Regarding Extensions

James addressed the idea that Esri is extending the core capability of ArcGIS to include functionality that, in the the not-too-distant past, would have been left to strategic partners and other third-party integrators. When I touched upon this last week, I came at it from the standpoint that it will streamline procurement for Federal users. This observation was driven by the fact that I was at the Federal GIS Conference and it made sense for that audience.

James is correct that end users will be happy with having all of this new capability “just in there.” But, in truth, I can imagine another reason for Esri to take this step. The fact is that a lot of third-party extensions to ArcGIS (especially for ArcGIS Desktop) really kind of stink. I won’t name any because I don’t need that can of worms in my life but it’s easy to find third-party extensions with poor UIs, bad exception handling, unacceptable performance and generally poor implementation that can just crash ArcGIS. If you are a “power user” that has a number of these third-party tools running in the same process space, who knows what they are doing to each other or to ArcGIS?

But ask yourself this: When ArcMap crashes, do you curse ACME Geospatial and that crappy extension they built or do you curse ArcMap? Admittedly, I’ve had ArcMap inexplicably crash on me without any third-party tools but every third-party extension adds just a little bit more risk that, most likely, will ding the user’s impression of Esri rather than that of the third-party developer. In short, bad third-party tools reflect poorly on Esri and perhaps even more so than the developer because most users can’t see the distinction at runtime. They just see that ArcMap crashed.

So, to mitigate this, I guess Esri could go all App Store on us and insist on some draconian process to get an extension “approved” or “certified” or some such nonsense. Or they could just build a lot of what these third-party tools do into the core product. If I’m Esri, I do the latter, saving myself a bunch of headaches and bringing these tools into my own development process, where I can control and support them. (I know…Or they could open-source the whole thing but that’s not going to happen so I’m not going there.)

After years of dealing with some fairly poor third-party tools, I certainly can’t blame Esri for heading in this direction.

  • WRT addons crashing Arcgis, surely esri are to blame for building a plugin system so easily able to crash the whole application?Any kind of sand boxing would surely cost less than bundling functionality into the core product (and actually keep their business partners .. in business?)

    • The point could be argued endlessly, and I don’t necessarily disagree with you as I’ve done such things myself. The larger question is the whether those third-party tools bring much value to the platform. (Meaning tools that just plug gaps in the out-of-the-box capability. Many domain-specific tools add a lot of value.)

      I once had a developer of such tools describe their business model as “dashing in front of the steamroller and picking up dimes.” I’m not sure I’d be particularly concerned about partners who see their business that way.

      I also think we’ll see better sandboxing in a future release but I’m not looking for it in 10.x.

  • Another issue is keeping the core and extension technology in sync.
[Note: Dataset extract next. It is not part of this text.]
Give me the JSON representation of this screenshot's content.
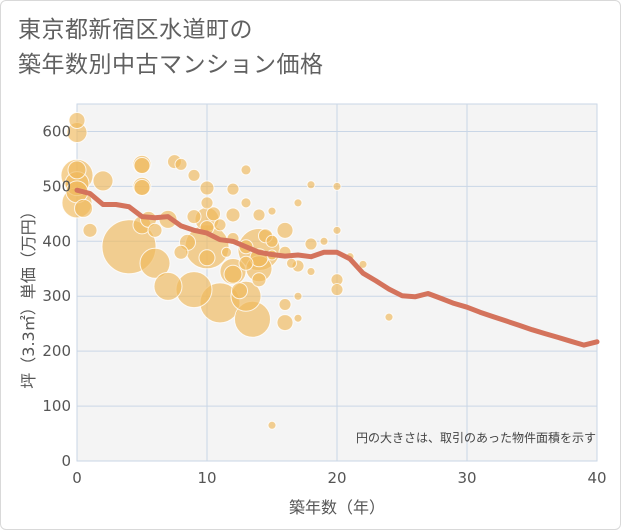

You never know when the next core release will break an extension written for an earlier release. For the same reason I favor Drupal over WordPress + extensions for web development.

    • Yes, configuration management of APIs after you’ve cultivated a large third-party community is a big undertaking. It will be interesting to see how some of the hosted, HTTP-based interfaces that have emerged recently respond to this over time.